Se qualquer um está sujeito ao ganho de peso, o que dizer dos jogadores de futebol? Eles fazem tanto exercício que chegam a gastar 5 mil calorias por dia. Quando estão prestes a se aposentar estão cheios de lesões que limitam a atividade física. Eles se despedem do futebol, mas os hábitos alimentares não mudam.
Continuam ingerindo a mesma quantidade de calorias. Ou muito mais, quando se esbaldam nas festas cheias de comida e bebida. São inúmeros os exemplos de jogadores que engordaram ao final da carreira ou logo depois dela. Ronaldo não está sozinho nessa.
Os últimos lances dele foram melancólicos. Por força das circunstâncias foi encerrar a carreira justamente num time do povo, construído sobre um valor fundamental: a raça. Eu, que tenho um corinthiano doente lá em casa, demorei a entender esse conceito.
Acompanhei a paixão sofrida dele inúmeras vezes. Sempre quietinha, perto do telefone, esperando para ligar para o SAMU no dia em que ele infartar. Depois de tantos anos de convivência, acho que entendi.

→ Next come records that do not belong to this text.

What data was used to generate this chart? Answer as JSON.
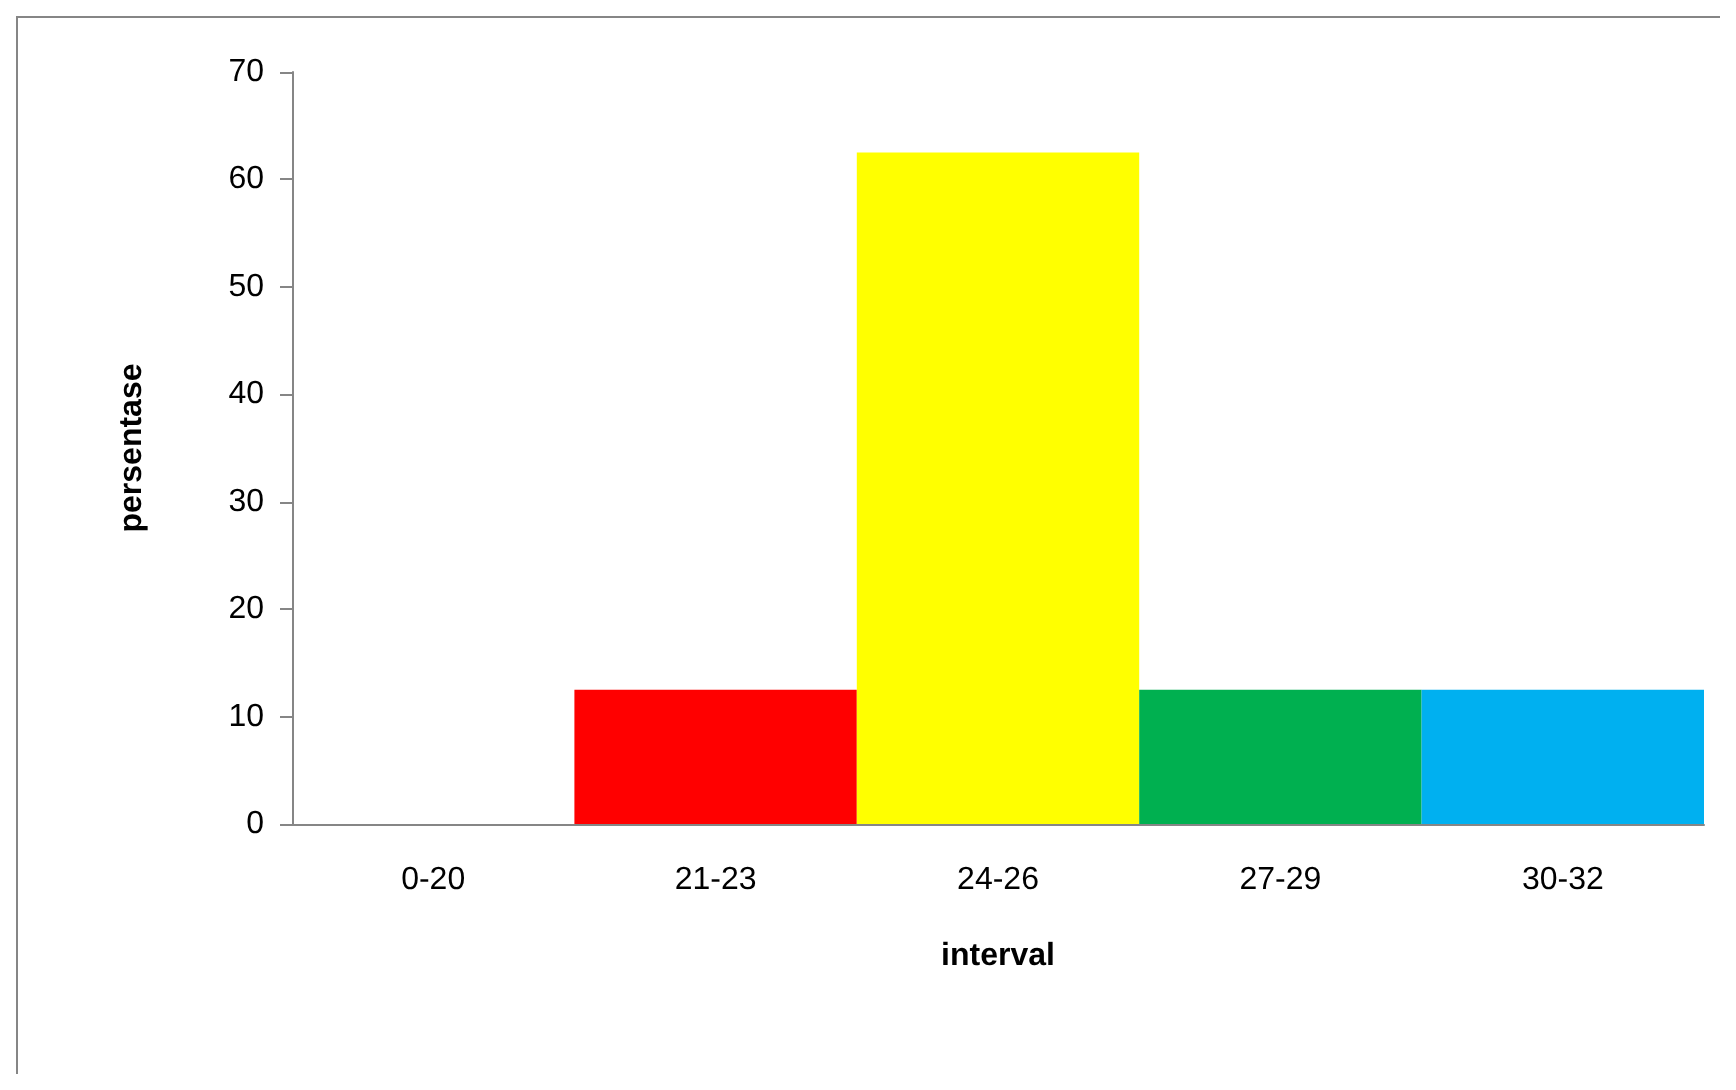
{
  "chart_data": {
    "type": "bar",
    "xlabel": "interval",
    "ylabel": "persentase",
    "categories": [
      "0-20",
      "21-23",
      "24-26",
      "27-29",
      "30-32"
    ],
    "values": [
      0,
      12.5,
      62.5,
      12.5,
      12.5
    ],
    "colors": [
      "#ff0000",
      "#ff0000",
      "#ffff00",
      "#00b050",
      "#00b0f0"
    ],
    "ylim": [
      0,
      70
    ],
    "yticks": [
      0,
      10,
      20,
      30,
      40,
      50,
      60,
      70
    ],
    "grid": false
  }
}
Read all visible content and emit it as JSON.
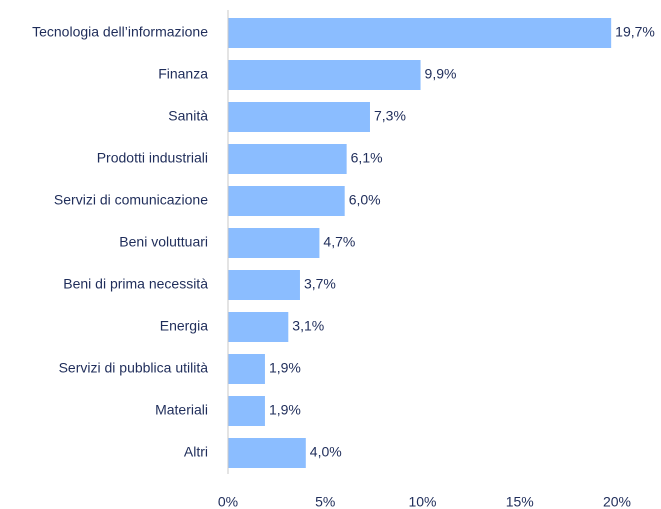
{
  "chart_data": {
    "type": "bar",
    "orientation": "horizontal",
    "categories": [
      "Tecnologia dell’informazione",
      "Finanza",
      "Sanità",
      "Prodotti industriali",
      "Servizi di comunicazione",
      "Beni voluttuari",
      "Beni di prima necessità",
      "Energia",
      "Servizi di pubblica utilità",
      "Materiali",
      "Altri"
    ],
    "values": [
      19.7,
      9.9,
      7.3,
      6.1,
      6.0,
      4.7,
      3.7,
      3.1,
      1.9,
      1.9,
      4.0
    ],
    "value_labels": [
      "19,7%",
      "9,9%",
      "7,3%",
      "6,1%",
      "6,0%",
      "4,7%",
      "3,7%",
      "3,1%",
      "1,9%",
      "1,9%",
      "4,0%"
    ],
    "color": "#8bbdff",
    "xlim": [
      0,
      20
    ],
    "xticks": [
      {
        "value": 0,
        "label": "0%"
      },
      {
        "value": 5,
        "label": "5%"
      },
      {
        "value": 10,
        "label": "10%"
      },
      {
        "value": 15,
        "label": "15%"
      },
      {
        "value": 20,
        "label": "20%"
      }
    ],
    "grid": false
  }
}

Para o corinthiano, o jogador não precisa ser craque. Não precisa ser o melhor do mundo. Mas precisa se doar, correr, lutar, dar a alma pelo time. Demonstrar vontade, dedicação e sofrer em campo como o bando de loucos do lado de fora. Raça é tudo isso junto.
Tudo o que Ronaldo não podia mais oferecer. Ele sai para uma segunda carreira sem perder as glórias do passado. Foi um craque de primeira grandeza e será sempre lembrado por isso. Não precisava se embananar na tentativa de explicar seu ganho de peso. Podia ter se poupado de suas três últimas bolas fora.